His business enterprises would become tenuous and costly for a good chunk of his Artist-Formerly-Known-As ’90s. He was nearly undone by spending on spur-of-the-moment creative ideas the way other artists were driven into the red by drug habits, but in that context, it always felt like a strategic move to stay in Minneapolis. He might have been an eccentric, but he was our eccentric, someone who would always be part of the local fabric. Oprah asked him in 1996 why he declared he’d “always live in Minneapolis”. His answer: “It’s so cold, it keeps the bad people out.”
His later years were a bit mixed, but the mid ’00s peak of Musicology and 3121, his set-the-world-aflame appearance playing on “While My Guitar Gently Weeps” at the Rock & Roll Hall of Fame and his 12-minute showmanship masterclass at Super Bowl XLI were more than enough to maintain goodwill outside the borders of Minnesota. At home, he was still royalty: a three-night stand at St. Paul’s Xcel Energy Center for his Musicology Live 2004ever tour was rapturously received. His 7/7/07 show at First Avenue (his first since the club nearly closed down in 2004), and his enigmatic 2013 audition/ rehearsal/ performance stint at the Dakota Jazz Club is nearly as important to local lore as were his ’80s breakout gigs.

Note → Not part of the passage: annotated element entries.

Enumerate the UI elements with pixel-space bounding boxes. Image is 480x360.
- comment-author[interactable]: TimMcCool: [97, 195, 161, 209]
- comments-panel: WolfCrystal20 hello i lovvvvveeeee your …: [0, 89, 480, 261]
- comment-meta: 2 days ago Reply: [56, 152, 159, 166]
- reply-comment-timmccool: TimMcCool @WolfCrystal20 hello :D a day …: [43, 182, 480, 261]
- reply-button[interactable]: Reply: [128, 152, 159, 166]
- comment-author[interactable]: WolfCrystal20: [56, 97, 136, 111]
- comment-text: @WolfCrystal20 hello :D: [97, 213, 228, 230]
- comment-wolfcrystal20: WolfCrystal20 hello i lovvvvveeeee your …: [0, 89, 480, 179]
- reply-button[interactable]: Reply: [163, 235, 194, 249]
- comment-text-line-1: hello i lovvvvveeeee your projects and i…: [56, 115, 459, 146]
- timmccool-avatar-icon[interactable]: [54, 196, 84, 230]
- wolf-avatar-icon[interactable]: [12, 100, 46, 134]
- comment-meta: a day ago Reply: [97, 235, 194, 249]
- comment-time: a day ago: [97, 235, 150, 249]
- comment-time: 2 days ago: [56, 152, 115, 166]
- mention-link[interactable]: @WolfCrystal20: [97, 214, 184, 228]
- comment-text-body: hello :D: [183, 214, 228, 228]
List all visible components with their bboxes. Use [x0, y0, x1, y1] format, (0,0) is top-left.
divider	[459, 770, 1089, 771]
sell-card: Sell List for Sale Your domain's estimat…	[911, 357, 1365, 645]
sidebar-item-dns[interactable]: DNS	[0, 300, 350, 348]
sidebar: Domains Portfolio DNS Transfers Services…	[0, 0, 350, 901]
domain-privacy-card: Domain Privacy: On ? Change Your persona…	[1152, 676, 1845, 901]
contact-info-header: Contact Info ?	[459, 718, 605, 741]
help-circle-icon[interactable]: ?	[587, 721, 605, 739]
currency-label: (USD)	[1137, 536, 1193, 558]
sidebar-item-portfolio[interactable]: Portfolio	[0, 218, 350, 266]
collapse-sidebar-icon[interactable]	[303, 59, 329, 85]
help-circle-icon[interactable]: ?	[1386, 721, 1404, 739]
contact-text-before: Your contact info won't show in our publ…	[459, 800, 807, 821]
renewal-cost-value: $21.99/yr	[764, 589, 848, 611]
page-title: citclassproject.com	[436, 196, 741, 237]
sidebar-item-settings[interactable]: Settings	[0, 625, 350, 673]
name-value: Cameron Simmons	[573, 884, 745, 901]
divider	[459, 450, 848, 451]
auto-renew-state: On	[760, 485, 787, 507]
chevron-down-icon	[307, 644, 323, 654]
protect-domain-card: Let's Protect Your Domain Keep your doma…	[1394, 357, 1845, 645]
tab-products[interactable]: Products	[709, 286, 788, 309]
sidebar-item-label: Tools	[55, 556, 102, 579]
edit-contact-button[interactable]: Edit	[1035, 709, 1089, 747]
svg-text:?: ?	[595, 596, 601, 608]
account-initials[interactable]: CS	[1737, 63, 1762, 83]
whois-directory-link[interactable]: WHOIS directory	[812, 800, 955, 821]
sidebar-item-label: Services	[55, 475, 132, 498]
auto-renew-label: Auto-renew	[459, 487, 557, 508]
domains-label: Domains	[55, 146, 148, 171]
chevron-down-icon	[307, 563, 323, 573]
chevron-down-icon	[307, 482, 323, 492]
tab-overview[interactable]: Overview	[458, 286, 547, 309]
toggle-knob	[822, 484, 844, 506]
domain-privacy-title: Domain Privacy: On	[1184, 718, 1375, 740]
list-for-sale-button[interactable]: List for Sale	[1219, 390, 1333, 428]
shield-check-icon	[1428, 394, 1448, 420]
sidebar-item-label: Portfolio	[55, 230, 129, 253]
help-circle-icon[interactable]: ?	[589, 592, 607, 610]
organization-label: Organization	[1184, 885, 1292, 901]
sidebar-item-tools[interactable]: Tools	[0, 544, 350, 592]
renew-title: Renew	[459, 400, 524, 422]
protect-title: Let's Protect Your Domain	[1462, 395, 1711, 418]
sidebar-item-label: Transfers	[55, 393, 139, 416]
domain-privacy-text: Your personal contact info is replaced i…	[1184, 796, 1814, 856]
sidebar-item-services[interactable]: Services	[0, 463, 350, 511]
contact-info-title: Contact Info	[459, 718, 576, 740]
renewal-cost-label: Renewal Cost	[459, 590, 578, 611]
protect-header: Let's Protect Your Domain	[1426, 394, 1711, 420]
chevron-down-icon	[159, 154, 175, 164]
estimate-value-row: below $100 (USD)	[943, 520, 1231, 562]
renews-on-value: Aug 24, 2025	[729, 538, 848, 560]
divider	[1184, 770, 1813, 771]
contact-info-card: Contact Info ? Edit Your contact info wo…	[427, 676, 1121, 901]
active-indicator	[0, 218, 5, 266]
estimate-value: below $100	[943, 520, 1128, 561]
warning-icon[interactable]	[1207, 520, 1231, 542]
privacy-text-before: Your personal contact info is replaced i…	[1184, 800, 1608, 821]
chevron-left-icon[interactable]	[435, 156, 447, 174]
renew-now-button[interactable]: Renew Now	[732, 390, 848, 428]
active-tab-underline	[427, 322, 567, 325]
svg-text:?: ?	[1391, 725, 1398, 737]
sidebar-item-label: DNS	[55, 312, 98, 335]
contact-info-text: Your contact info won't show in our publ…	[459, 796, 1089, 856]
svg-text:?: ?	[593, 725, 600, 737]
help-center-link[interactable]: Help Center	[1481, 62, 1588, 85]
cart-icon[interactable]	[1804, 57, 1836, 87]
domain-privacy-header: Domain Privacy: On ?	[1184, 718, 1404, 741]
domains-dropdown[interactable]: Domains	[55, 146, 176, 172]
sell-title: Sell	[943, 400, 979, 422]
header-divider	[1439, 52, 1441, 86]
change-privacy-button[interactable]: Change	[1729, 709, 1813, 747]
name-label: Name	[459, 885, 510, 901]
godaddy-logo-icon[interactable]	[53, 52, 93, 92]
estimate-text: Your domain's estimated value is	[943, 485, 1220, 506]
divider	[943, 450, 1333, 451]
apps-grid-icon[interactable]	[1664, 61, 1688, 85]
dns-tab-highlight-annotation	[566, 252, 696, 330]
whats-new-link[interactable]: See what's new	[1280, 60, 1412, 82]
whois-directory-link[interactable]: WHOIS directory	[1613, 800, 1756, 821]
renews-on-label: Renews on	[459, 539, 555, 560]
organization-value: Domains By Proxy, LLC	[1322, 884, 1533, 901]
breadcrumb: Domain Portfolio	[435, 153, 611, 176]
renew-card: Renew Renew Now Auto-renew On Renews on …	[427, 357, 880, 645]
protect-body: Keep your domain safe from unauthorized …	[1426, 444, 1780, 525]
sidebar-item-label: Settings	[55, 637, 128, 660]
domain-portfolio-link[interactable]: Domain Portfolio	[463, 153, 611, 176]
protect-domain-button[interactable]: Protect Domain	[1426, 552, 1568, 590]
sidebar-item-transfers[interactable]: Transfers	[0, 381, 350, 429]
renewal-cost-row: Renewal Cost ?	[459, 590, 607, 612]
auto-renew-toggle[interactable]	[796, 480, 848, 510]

Every time Price would show up unexpectedly – whether it was in the skybox at a Vikings game or his last-ever appearance at Paisley Park, urging fans to “wait a few days before you waste any prayers” – felt like another sign that anything was possible in this strange place that the coasts would otherwise glibly dismiss as “flyover land”. After the spotlight stayed aimed at his home turf for so long, having a superstar emerge from Minneapolis started feeling less like an out-of-nowhere fluke and more like a symbiotic identity. The city defined his stardom as much as his stardom defined the city.